The system is being built to allow high-level information retrieval on the relationships with binding affinity between proteins and compounds, associated with information on drug metabolism by representing it as XML-based ADME information (Absorption, Distribution, Metabolism and Excretion of drugs), which are important in the area of new drug design, and linking among the XML-based information on genes, proteins and compounds. (Fujitsu Kyushu System Engineering Limited)

5. Coordination with existing Web services: Design of an XML layer

The system is being developed for interoperation with existing database services on the Web with minimal customization by intermediating between the services and the Data Grid with an XML layer. (Protein Research Foundation)
This system may have the following two advantages to the database service providers:

The need for copying all the data contained in a database is eliminated.
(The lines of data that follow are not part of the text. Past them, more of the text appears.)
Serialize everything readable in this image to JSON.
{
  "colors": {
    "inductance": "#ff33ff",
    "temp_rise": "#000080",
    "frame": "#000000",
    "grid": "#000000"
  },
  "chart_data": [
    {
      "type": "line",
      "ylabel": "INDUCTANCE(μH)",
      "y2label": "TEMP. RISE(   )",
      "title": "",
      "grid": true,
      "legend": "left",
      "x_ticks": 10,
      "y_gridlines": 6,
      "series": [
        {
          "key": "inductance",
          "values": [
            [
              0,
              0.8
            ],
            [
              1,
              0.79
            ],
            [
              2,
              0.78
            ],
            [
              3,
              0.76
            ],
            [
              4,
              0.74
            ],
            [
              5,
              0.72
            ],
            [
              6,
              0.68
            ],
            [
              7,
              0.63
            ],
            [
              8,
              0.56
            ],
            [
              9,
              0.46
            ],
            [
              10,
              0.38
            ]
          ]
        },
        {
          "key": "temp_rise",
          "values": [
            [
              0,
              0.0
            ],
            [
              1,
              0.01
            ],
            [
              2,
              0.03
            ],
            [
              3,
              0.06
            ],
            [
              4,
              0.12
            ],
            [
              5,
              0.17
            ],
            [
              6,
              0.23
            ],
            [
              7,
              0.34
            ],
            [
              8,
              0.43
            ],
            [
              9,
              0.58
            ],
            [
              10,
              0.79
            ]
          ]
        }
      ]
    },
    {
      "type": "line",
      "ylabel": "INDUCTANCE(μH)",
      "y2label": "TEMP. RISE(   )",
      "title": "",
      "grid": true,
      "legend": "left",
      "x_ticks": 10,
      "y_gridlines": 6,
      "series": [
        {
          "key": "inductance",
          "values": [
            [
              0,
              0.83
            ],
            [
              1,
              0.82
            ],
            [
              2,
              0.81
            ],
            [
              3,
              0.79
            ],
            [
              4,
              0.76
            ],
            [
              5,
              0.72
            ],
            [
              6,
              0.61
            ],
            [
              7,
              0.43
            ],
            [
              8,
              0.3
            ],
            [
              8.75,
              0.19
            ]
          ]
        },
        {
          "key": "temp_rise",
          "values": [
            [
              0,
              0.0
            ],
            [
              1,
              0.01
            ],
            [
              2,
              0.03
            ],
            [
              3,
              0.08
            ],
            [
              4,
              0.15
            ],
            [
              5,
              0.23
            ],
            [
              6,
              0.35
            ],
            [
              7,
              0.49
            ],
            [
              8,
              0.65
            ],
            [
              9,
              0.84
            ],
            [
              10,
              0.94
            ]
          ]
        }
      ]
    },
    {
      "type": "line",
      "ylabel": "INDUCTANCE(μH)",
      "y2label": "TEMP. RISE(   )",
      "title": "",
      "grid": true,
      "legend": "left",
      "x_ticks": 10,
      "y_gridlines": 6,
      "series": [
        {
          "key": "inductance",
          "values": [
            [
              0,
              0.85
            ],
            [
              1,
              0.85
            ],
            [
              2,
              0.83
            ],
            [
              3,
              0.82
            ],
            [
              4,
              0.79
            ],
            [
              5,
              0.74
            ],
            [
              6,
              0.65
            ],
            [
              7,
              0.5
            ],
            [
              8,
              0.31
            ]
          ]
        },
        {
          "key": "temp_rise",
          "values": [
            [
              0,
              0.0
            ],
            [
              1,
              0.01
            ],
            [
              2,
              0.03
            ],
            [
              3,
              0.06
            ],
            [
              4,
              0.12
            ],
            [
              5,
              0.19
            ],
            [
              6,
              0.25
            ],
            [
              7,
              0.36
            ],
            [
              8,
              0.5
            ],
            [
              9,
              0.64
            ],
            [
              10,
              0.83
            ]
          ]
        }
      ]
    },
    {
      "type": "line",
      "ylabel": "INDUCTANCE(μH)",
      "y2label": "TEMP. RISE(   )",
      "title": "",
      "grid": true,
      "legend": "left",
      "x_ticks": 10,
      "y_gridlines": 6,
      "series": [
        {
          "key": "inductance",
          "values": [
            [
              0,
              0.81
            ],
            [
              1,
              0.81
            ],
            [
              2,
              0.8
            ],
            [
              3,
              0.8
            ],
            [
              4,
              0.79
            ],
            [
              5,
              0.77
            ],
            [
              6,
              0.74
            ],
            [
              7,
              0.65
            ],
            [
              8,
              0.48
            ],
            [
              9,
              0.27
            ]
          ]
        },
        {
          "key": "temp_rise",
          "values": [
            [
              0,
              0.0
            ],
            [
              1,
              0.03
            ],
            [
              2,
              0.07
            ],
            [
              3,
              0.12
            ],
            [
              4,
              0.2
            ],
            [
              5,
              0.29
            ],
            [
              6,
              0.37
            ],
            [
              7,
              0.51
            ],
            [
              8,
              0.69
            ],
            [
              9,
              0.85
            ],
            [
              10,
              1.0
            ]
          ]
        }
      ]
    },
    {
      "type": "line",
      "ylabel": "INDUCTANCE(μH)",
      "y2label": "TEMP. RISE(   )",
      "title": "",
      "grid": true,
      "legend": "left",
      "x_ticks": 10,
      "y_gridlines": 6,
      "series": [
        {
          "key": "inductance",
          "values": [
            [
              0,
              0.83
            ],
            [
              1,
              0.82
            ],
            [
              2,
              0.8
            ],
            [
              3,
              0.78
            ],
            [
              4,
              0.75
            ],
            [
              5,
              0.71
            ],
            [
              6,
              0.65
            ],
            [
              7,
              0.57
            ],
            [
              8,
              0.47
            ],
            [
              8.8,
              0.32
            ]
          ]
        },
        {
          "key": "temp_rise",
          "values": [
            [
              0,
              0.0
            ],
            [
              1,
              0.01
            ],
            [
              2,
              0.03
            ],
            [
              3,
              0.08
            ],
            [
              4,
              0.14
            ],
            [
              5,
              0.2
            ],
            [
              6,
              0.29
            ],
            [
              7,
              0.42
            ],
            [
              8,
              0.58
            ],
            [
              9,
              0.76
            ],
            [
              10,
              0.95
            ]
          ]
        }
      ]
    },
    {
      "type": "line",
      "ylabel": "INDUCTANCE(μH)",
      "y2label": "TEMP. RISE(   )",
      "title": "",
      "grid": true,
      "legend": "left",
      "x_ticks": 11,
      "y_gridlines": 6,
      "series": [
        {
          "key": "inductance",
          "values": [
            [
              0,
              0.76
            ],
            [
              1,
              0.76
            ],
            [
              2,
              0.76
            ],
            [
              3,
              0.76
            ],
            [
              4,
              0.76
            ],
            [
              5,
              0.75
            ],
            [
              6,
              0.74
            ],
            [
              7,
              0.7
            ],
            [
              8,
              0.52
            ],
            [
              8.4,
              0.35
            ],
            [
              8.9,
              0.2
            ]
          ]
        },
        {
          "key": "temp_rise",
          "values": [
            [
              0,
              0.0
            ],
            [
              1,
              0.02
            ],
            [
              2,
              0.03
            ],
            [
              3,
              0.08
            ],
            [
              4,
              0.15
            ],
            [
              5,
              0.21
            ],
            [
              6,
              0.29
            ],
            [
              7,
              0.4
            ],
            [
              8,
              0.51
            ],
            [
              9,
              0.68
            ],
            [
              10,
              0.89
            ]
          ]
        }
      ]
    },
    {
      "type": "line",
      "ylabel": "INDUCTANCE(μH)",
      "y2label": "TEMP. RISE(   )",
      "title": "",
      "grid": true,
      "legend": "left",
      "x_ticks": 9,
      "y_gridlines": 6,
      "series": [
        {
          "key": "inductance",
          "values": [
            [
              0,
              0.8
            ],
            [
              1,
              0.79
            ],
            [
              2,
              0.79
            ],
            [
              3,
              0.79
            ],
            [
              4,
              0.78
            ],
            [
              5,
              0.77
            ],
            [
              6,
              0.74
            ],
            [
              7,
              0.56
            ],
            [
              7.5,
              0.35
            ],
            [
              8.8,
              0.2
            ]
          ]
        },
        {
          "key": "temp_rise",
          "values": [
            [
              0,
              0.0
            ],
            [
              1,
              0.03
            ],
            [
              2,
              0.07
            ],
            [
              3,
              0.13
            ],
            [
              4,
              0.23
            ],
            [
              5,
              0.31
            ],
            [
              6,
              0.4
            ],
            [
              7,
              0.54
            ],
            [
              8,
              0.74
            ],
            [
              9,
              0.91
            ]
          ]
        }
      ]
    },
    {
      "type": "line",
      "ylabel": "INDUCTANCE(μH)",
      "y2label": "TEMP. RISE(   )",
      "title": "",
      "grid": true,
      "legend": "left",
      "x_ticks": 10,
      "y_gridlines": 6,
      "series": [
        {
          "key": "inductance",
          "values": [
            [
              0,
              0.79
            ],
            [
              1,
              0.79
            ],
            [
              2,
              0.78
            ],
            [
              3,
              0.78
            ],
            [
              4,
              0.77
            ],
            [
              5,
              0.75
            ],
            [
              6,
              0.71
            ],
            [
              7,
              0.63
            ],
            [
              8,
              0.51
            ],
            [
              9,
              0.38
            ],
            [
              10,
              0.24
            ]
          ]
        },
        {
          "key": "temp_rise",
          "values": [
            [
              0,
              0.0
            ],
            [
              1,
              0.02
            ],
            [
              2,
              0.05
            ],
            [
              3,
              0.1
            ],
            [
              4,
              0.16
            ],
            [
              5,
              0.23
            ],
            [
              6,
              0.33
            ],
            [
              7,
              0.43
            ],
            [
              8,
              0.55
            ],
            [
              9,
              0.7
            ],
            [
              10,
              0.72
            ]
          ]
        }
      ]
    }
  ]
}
This means that no update of copies is required.
Simply by conducting access restriction to the database with several levels, various types of services can be provided according to the level of customers. For this reason, the system may be expanded to actual business.

The future perspective of this project is described below.

Completion of the DataGrid Infrastructure System
Interoperation of further heterogeneous databases
Collaboration with Computing Grid group Results from the simulations conducted by Computing Grid group will be stored in databases.